Thanks, I will take a look and try your suggestions in some code to see how it performs.

Quoting Igor Levicki
I have to disagree with this -- you need cross lane to get data in proper position for processing, especially if you are not in control of data layout in memory.

That's what gather is for.

And yes, I know it's not part of AVX. But that brings us back to AVX being an intermediate step toward AVX2. It's just not suited for all cases of SPMD programming. Having wide floating-point vectors but no gather limits its usability. You'll have to accept to stick to SSE (or AVX-128) in some situations. Besides, Sandy/Ivy Bridge don't have sufficient cache bandwidth for a large speedup anyway. Haswell is expected to double it.

If AVX naturally fits your use case, great, but otherwise just wait for AVX2 instead of messing around with cross lane operations.

You know, I am kind of sick of those "close but no cigar" products we are being increasingly flooded with these days.

Don't get me wrong, Sandy Bridge is an awesome CPU.

But putting in 256-bit vectors where majority of opcodes can only operate on their 128-bit halves, where you have no cross-lane operations, and where you don't have enough bandwidth for 2x speedup compared to SSE except in synthetic benchmarks with most contrived conditions is something I would personally call "beta" and wouldn't even bother to release and sell.

Can't wait for Haswell.

With that out of the way, I really don't understand why they didn't make shuffle instructions with GPR instead of immediate to begin with -- they would now have up to 64 bits (in x64 mode) for element reordering indices.

I'm not too happy with AVX as well; at least you can utilize the VEX encoding and also do a lot of work with the double amount of floats compared to SSE 4.1.
For me AVX seems to be a bit like SSE (and partially AMD's 3Dnow!): An appetizer and test ballon allowing for some impressive benchmarks.
I simply skipped SSE because I almost exclusively work with integers; with SSE2 and especially SSSE3 (pshufb) the things got much better.
Also I don't like to be forced to do almost all work in-line and I already had complained about that.

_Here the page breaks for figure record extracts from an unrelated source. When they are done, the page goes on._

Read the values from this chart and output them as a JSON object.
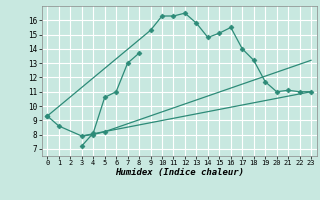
{
  "title": "",
  "xlabel": "Humidex (Indice chaleur)",
  "ylabel": "",
  "background_color": "#c8e8e0",
  "grid_color": "#ffffff",
  "line_color": "#2d8b78",
  "xlim": [
    -0.5,
    23.5
  ],
  "ylim": [
    6.5,
    17.0
  ],
  "xticks": [
    0,
    1,
    2,
    3,
    4,
    5,
    6,
    7,
    8,
    9,
    10,
    11,
    12,
    13,
    14,
    15,
    16,
    17,
    18,
    19,
    20,
    21,
    22,
    23
  ],
  "yticks": [
    7,
    8,
    9,
    10,
    11,
    12,
    13,
    14,
    15,
    16
  ],
  "series": [
    {
      "x": [
        0,
        9,
        10,
        11,
        12,
        13,
        14,
        15,
        16,
        17,
        18,
        19,
        20,
        21,
        22,
        23
      ],
      "y": [
        9.3,
        15.3,
        16.3,
        16.3,
        16.5,
        15.8,
        14.8,
        15.1,
        15.5,
        14.0,
        13.2,
        11.7,
        11.0,
        11.1,
        11.0,
        11.0
      ],
      "style": "-",
      "marker": "D",
      "markersize": 2.5
    },
    {
      "x": [
        3,
        4,
        5,
        6,
        7,
        8
      ],
      "y": [
        7.2,
        8.1,
        10.6,
        11.0,
        13.0,
        13.7
      ],
      "style": "-",
      "marker": "D",
      "markersize": 2.5
    },
    {
      "x": [
        0,
        1,
        3,
        4,
        5
      ],
      "y": [
        9.3,
        8.6,
        7.9,
        8.0,
        8.2
      ],
      "style": "-",
      "marker": "D",
      "markersize": 2.5
    },
    {
      "x": [
        3,
        23
      ],
      "y": [
        7.9,
        11.0
      ],
      "style": "-",
      "marker": null,
      "markersize": 0
    },
    {
      "x": [
        5,
        23
      ],
      "y": [
        8.2,
        13.2
      ],
      "style": "-",
      "marker": null,
      "markersize": 0
    }
  ]
}
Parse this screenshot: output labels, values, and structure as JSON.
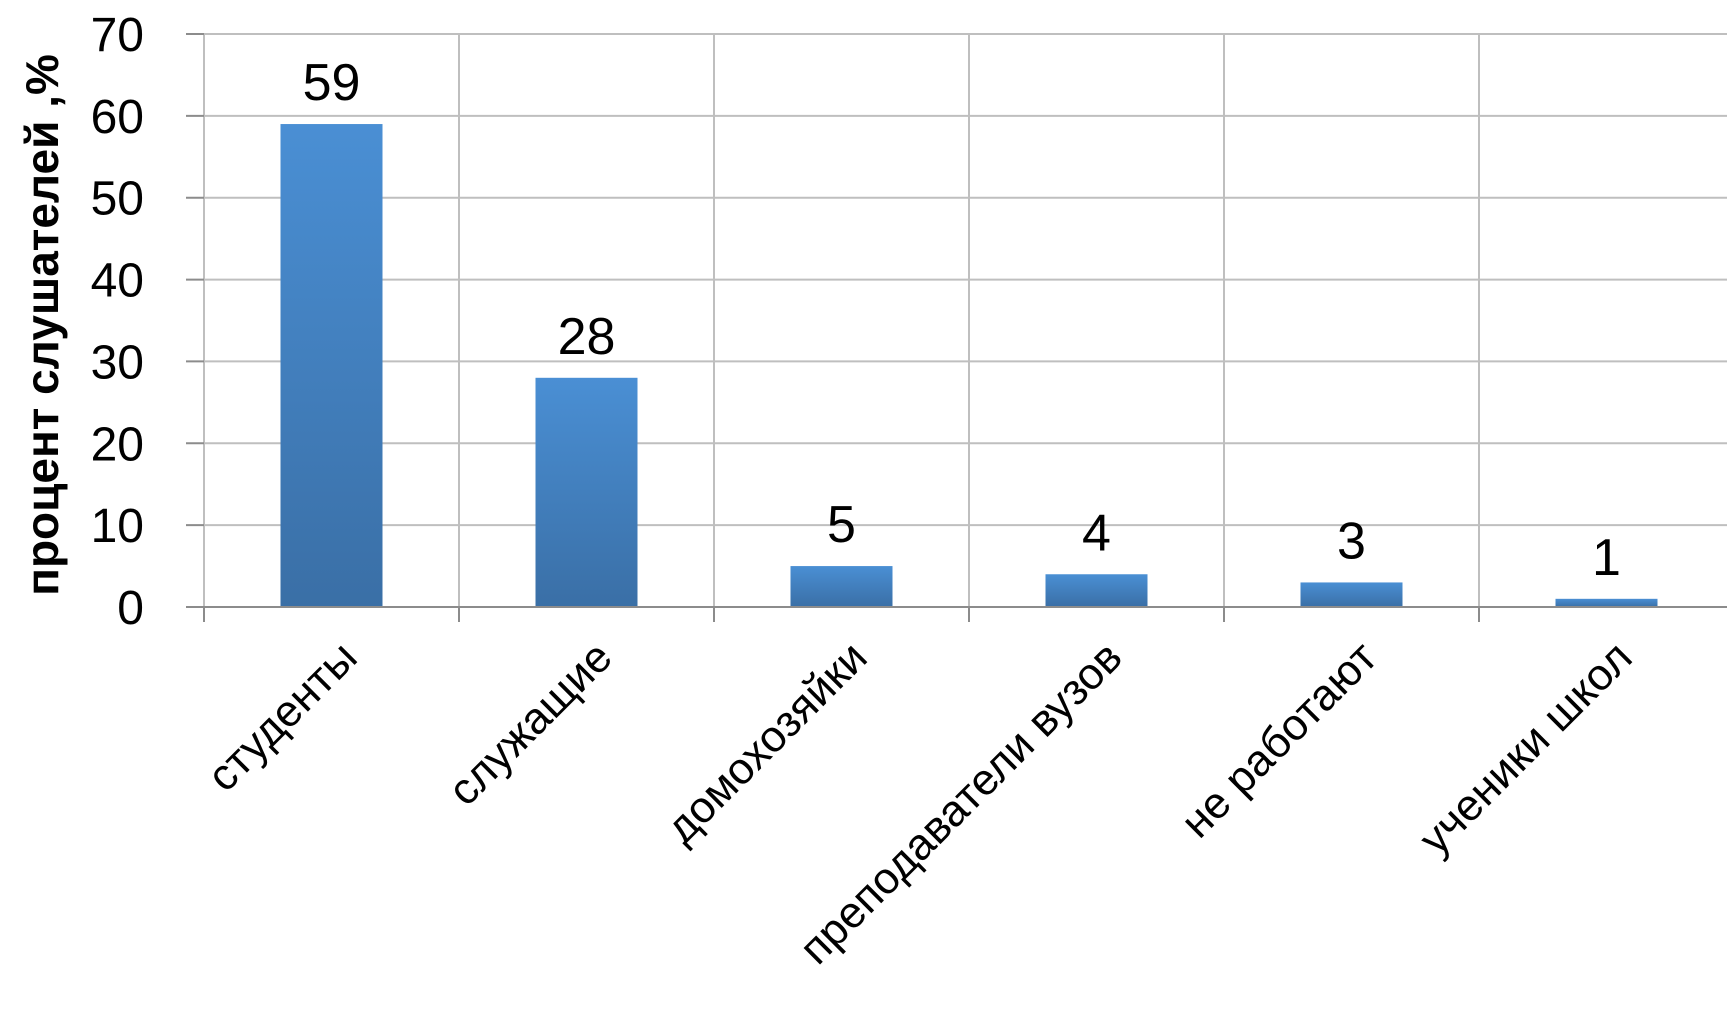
{
  "chart_data": {
    "type": "bar",
    "categories": [
      "студенты",
      "служащие",
      "домохозяйки",
      "преподаватели вузов",
      "не работают",
      "ученики школ"
    ],
    "values": [
      59,
      28,
      5,
      4,
      3,
      1
    ],
    "data_labels": [
      "59",
      "28",
      "5",
      "4",
      "3",
      "1"
    ],
    "ylabel": "процент слушателей ,%",
    "ylim": [
      0,
      70
    ],
    "yticks": [
      0,
      10,
      20,
      30,
      40,
      50,
      60,
      70
    ],
    "ytick_labels": [
      "0",
      "10",
      "20",
      "30",
      "40",
      "50",
      "60",
      "70"
    ],
    "grid": true,
    "legend": "none",
    "bar_color": "#4a8fd4",
    "bar_color_dark": "#3a6fa6"
  }
}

On the other hand the decidedly non-orthogonal and mostly line-wise MMX/SSE/AVX command sets almost always simply get the job done with reasonable effort.
Restricting most commands to in-line operation makes the CPUs much simpler allowing e.g. for future Atoms acting on YMM or even larger registers (e.g. Larrabee / Knight's family) as well without making their dies much larger.
As you have probably noticed assuming unlimited parallel processing and 1 cycle per command the AVX2 solution costs 2/2/2 cycles and the AVX solution (bronxzy) 2/3/2 cycles. Using vpermps with preinitialized shuffle masks it even gets the cycle count down to 1/1/1, however the performance of vpermps on simple CPUs probably will be low.
BTW: My AVX2 integer solution is easily transformed to a float solution by replacing vpermq=>vpermpd, vpunpckldq=>vunpcklpd, and vpshufd=>vshufps. Unfortunately vpermpd shuffles every two singles as one double (type mismatch); I'm not sure whether this costs cycles.